East New York is beyond the group of Brooklyn communities where working-class neighborhoods evolved into wealthy communities. It was, and remains, tormented by poverty, and one in four inhabitants live at, or under, the poverty level.
Excessive lack in East New York has been a showcase for brutality. In 1993, the 75th Precinct of the NYPD logged over 125 murders — one-fifth Brooklyn’s total. East New York was regularly seen as the most dangerous appointment in the city.
The stigma associated to East New York made it a point where persons did not feel safe to work and visit.
“The times are a changing,” according to Bob Dylan. Violent crime is dropping in Brooklyn and the remainder of the city. Police administrators and Mayor Bill de Blasio say part of the change is because of a program molded on the long-standing Cure Violence drive.
Often called ‘gang interrupters,’ Cure Violence works to stop violence before it begins and move young persons apart from gangs. “It doesn’t receive a lot of recognition, but grassroots efforts have promoted safety,” de Blasio announced to reporters recently.
The program was established in Chicago twenty-years ago to reduce murders and other violent crime.

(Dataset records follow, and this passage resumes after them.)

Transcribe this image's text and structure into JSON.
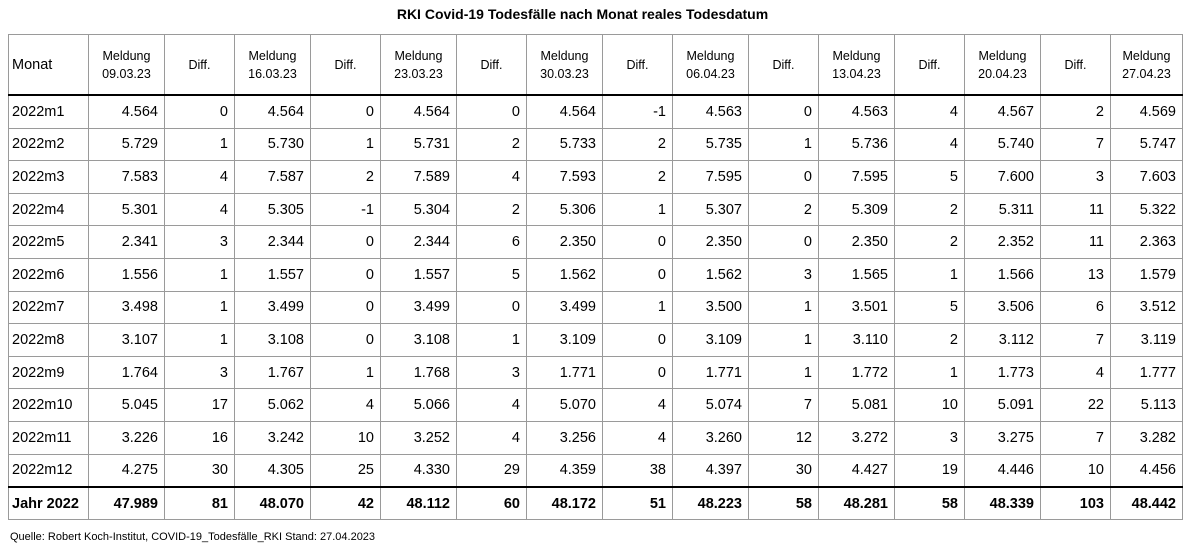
{
  "title": "RKI Covid-19 Todesfälle nach Monat reales Todesdatum",
  "headers": {
    "month": "Monat",
    "diff": "Diff.",
    "meldung_label": "Meldung",
    "meldung_dates": [
      "09.03.23",
      "16.03.23",
      "23.03.23",
      "30.03.23",
      "06.04.23",
      "13.04.23",
      "20.04.23",
      "27.04.23"
    ]
  },
  "rows": [
    {
      "month": "2022m1",
      "cells": [
        "4.564",
        "0",
        "4.564",
        "0",
        "4.564",
        "0",
        "4.564",
        "-1",
        "4.563",
        "0",
        "4.563",
        "4",
        "4.567",
        "2",
        "4.569"
      ]
    },
    {
      "month": "2022m2",
      "cells": [
        "5.729",
        "1",
        "5.730",
        "1",
        "5.731",
        "2",
        "5.733",
        "2",
        "5.735",
        "1",
        "5.736",
        "4",
        "5.740",
        "7",
        "5.747"
      ]
    },
    {
      "month": "2022m3",
      "cells": [
        "7.583",
        "4",
        "7.587",
        "2",
        "7.589",
        "4",
        "7.593",
        "2",
        "7.595",
        "0",
        "7.595",
        "5",
        "7.600",
        "3",
        "7.603"
      ]
    },
    {
      "month": "2022m4",
      "cells": [
        "5.301",
        "4",
        "5.305",
        "-1",
        "5.304",
        "2",
        "5.306",
        "1",
        "5.307",
        "2",
        "5.309",
        "2",
        "5.311",
        "11",
        "5.322"
      ]
    },
    {
      "month": "2022m5",
      "cells": [
        "2.341",
        "3",
        "2.344",
        "0",
        "2.344",
        "6",
        "2.350",
        "0",
        "2.350",
        "0",
        "2.350",
        "2",
        "2.352",
        "11",
        "2.363"
      ]
    },
    {
      "month": "2022m6",
      "cells": [
        "1.556",
        "1",
        "1.557",
        "0",
        "1.557",
        "5",
        "1.562",
        "0",
        "1.562",
        "3",
        "1.565",
        "1",
        "1.566",
        "13",
        "1.579"
      ]
    },
    {
      "month": "2022m7",
      "cells": [
        "3.498",
        "1",
        "3.499",
        "0",
        "3.499",
        "0",
        "3.499",
        "1",
        "3.500",
        "1",
        "3.501",
        "5",
        "3.506",
        "6",
        "3.512"
      ]
    },
    {
      "month": "2022m8",
      "cells": [
        "3.107",
        "1",
        "3.108",
        "0",
        "3.108",
        "1",
        "3.109",
        "0",
        "3.109",
        "1",
        "3.110",
        "2",
        "3.112",
        "7",
        "3.119"
      ]
    },
    {
      "month": "2022m9",
      "cells": [
        "1.764",
        "3",
        "1.767",
        "1",
        "1.768",
        "3",
        "1.771",
        "0",
        "1.771",
        "1",
        "1.772",
        "1",
        "1.773",
        "4",
        "1.777"
      ]
    },
    {
      "month": "2022m10",
      "cells": [
        "5.045",
        "17",
        "5.062",
        "4",
        "5.066",
        "4",
        "5.070",
        "4",
        "5.074",
        "7",
        "5.081",
        "10",
        "5.091",
        "22",
        "5.113"
      ]
    },
    {
      "month": "2022m11",
      "cells": [
        "3.226",
        "16",
        "3.242",
        "10",
        "3.252",
        "4",
        "3.256",
        "4",
        "3.260",
        "12",
        "3.272",
        "3",
        "3.275",
        "7",
        "3.282"
      ]
    },
    {
      "month": "2022m12",
      "cells": [
        "4.275",
        "30",
        "4.305",
        "25",
        "4.330",
        "29",
        "4.359",
        "38",
        "4.397",
        "30",
        "4.427",
        "19",
        "4.446",
        "10",
        "4.456"
      ]
    }
  ],
  "total": {
    "month": "Jahr 2022",
    "cells": [
      "47.989",
      "81",
      "48.070",
      "42",
      "48.112",
      "60",
      "48.172",
      "51",
      "48.223",
      "58",
      "48.281",
      "58",
      "48.339",
      "103",
      "48.442"
    ]
  },
  "source": "Quelle: Robert Koch-Institut, COVID-19_Todesfälle_RKI Stand: 27.04.2023"
}
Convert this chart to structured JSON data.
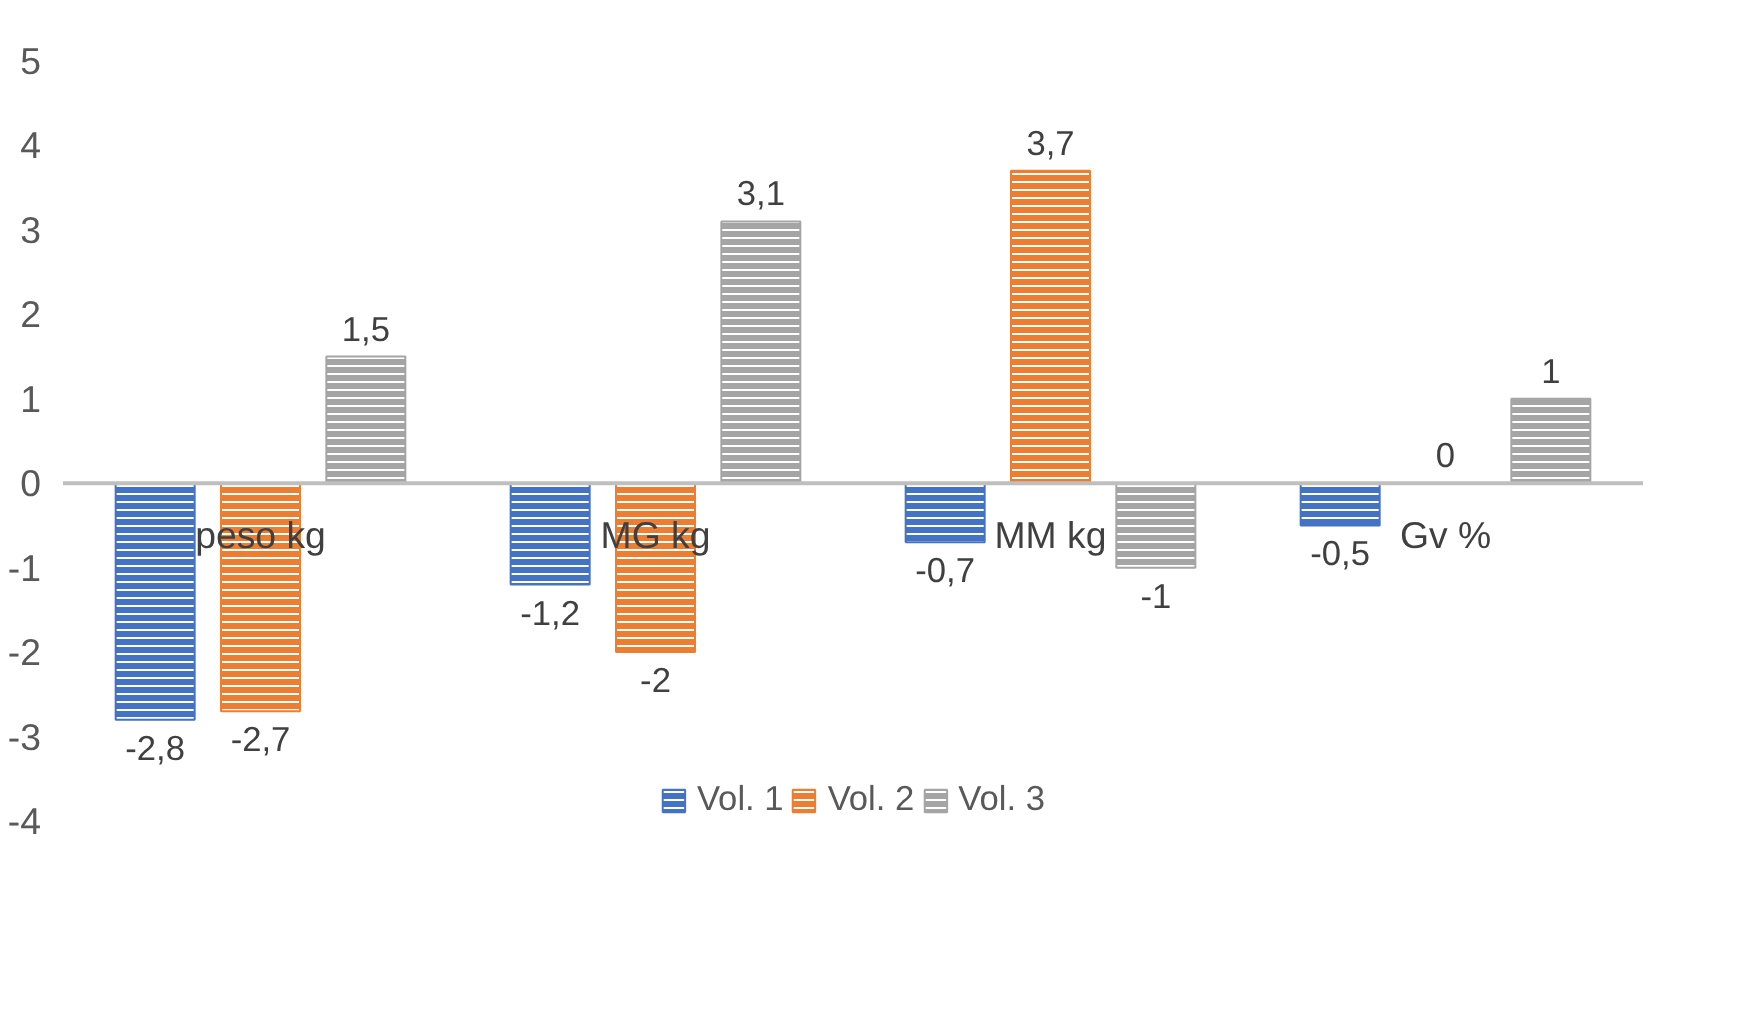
{
  "chart_data": {
    "type": "bar",
    "categories": [
      "peso kg",
      "MG kg",
      "MM kg",
      "Gv %"
    ],
    "series": [
      {
        "name": "Vol. 1",
        "color": "#4472c4",
        "values": [
          -2.8,
          -1.2,
          -0.7,
          -0.5
        ],
        "value_labels": [
          "-2,8",
          "-1,2",
          "-0,7",
          "-0,5"
        ]
      },
      {
        "name": "Vol. 2",
        "color": "#ed7d31",
        "values": [
          -2.7,
          -2,
          3.7,
          0
        ],
        "value_labels": [
          "-2,7",
          "-2",
          "3,7",
          "0"
        ]
      },
      {
        "name": "Vol. 3",
        "color": "#a5a5a5",
        "values": [
          1.5,
          3.1,
          -1,
          1
        ],
        "value_labels": [
          "1,5",
          "3,1",
          "-1",
          "1"
        ]
      }
    ],
    "ylim": [
      -4,
      5
    ],
    "yticks": [
      -4,
      -3,
      -2,
      -1,
      0,
      1,
      2,
      3,
      4,
      5
    ],
    "grid": false,
    "legend": "bottom"
  }
}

At its center is the cessation of brutality by workers who intercede in conflicts. Groups in the city, such as Harlem-based Street Corner Resources, shadow the Illinois example.
For ten years, Man Up! Incorporated in New York has been using the Cure Violence model and a network of several dozen programs are granted over $22 million in funding, coordination from de Blasio’s desk and assistance from police agencies. Injecting money and human resources is paying off. Over one-thousand days have passed without a deadly firearm shooting where Where Man Up is active.

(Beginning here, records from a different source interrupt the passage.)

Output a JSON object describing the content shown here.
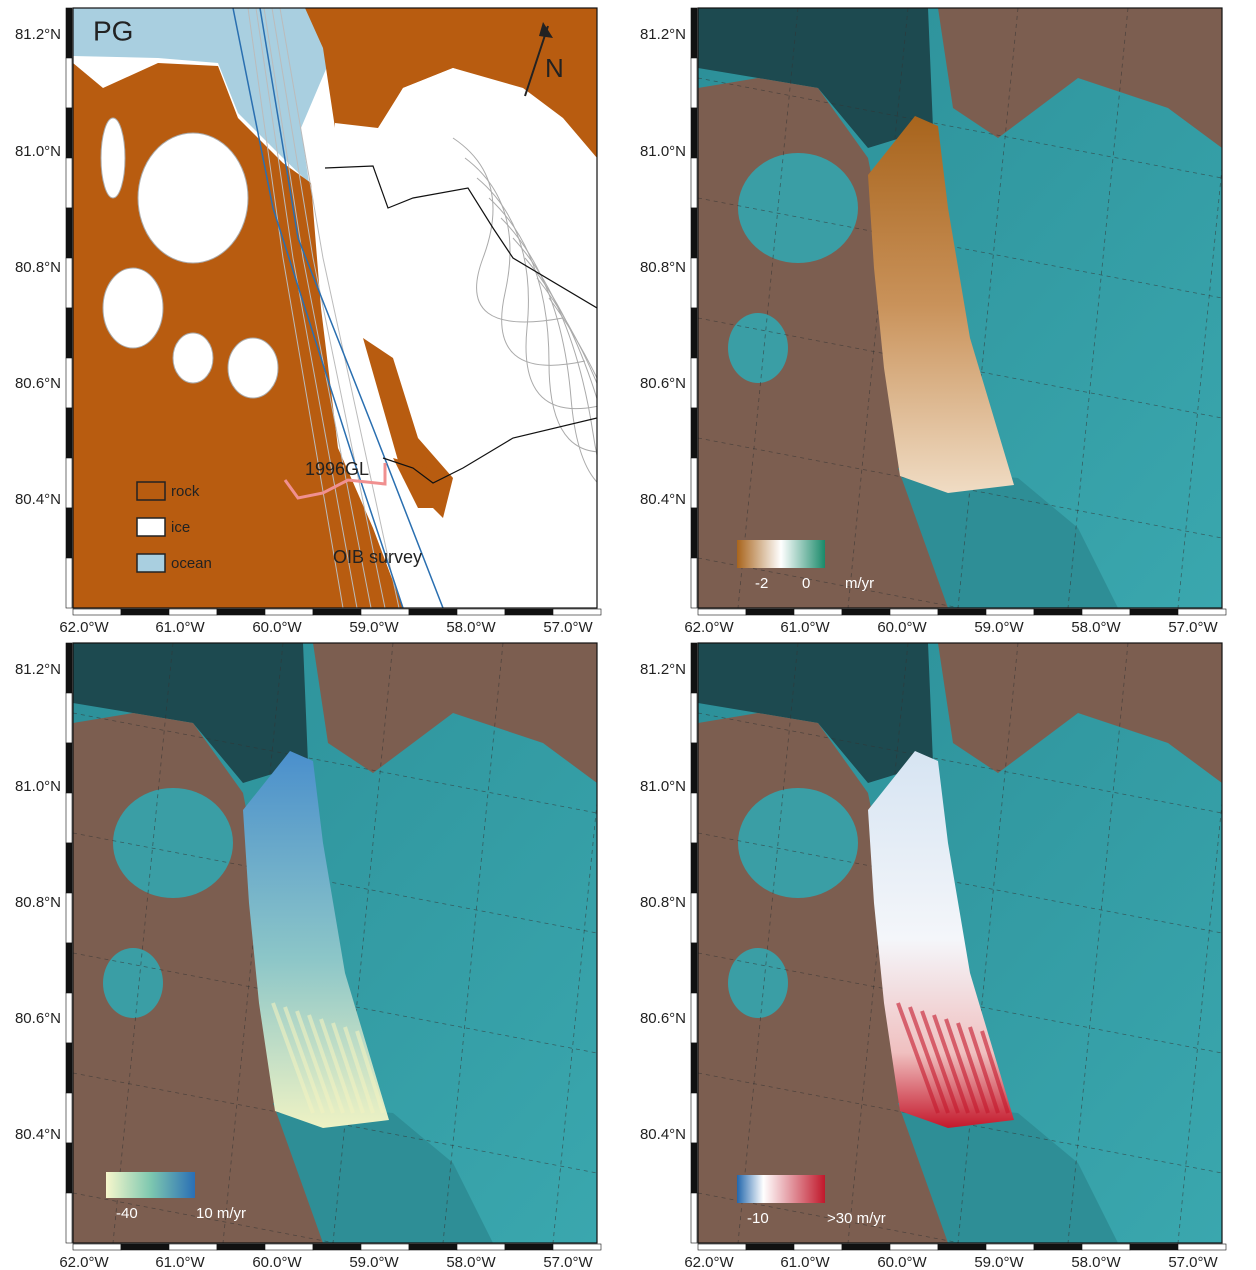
{
  "panels": [
    {
      "label": "PG",
      "north_arrow": "N",
      "annotations": [
        "1996GL",
        "OIB survey"
      ],
      "legend": [
        "rock",
        "ice",
        "ocean"
      ]
    },
    {
      "colorbar": [
        "-2",
        "0",
        "m/yr"
      ]
    },
    {
      "colorbar": [
        "-40",
        "10 m/yr"
      ]
    },
    {
      "colorbar": [
        "-10",
        ">30 m/yr"
      ]
    }
  ],
  "latitude_labels": [
    "81.2°N",
    "81.0°N",
    "80.8°N",
    "80.6°N",
    "80.4°N"
  ],
  "longitude_labels": [
    "62.0°W",
    "61.0°W",
    "60.0°W",
    "59.0°W",
    "58.0°W",
    "57.0°W"
  ]
}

How Does The Program Work?
Young people previously involved in street crime are selected to be violence interrupters. The young person’s experiences provide them the “street cred” to ease strains among belligerents.
The program is multi-faceted. As well as violence interrupters, other individuals combine with victims of brutality and coordinate the efforts. School-based mentors in three-dozen schools act with teens to help strengthen conflict resolution abilities. The plan involves a job-training ingredient to move teens from street violence into the workplace.
John Jay College will release in the fall of 2017 a detailed study of New York’s Cure Violence program. The report will provide more concrete figures of the program’s impact. Meanwhile, city officials are hopeful the program will continue to push crime rates even lower.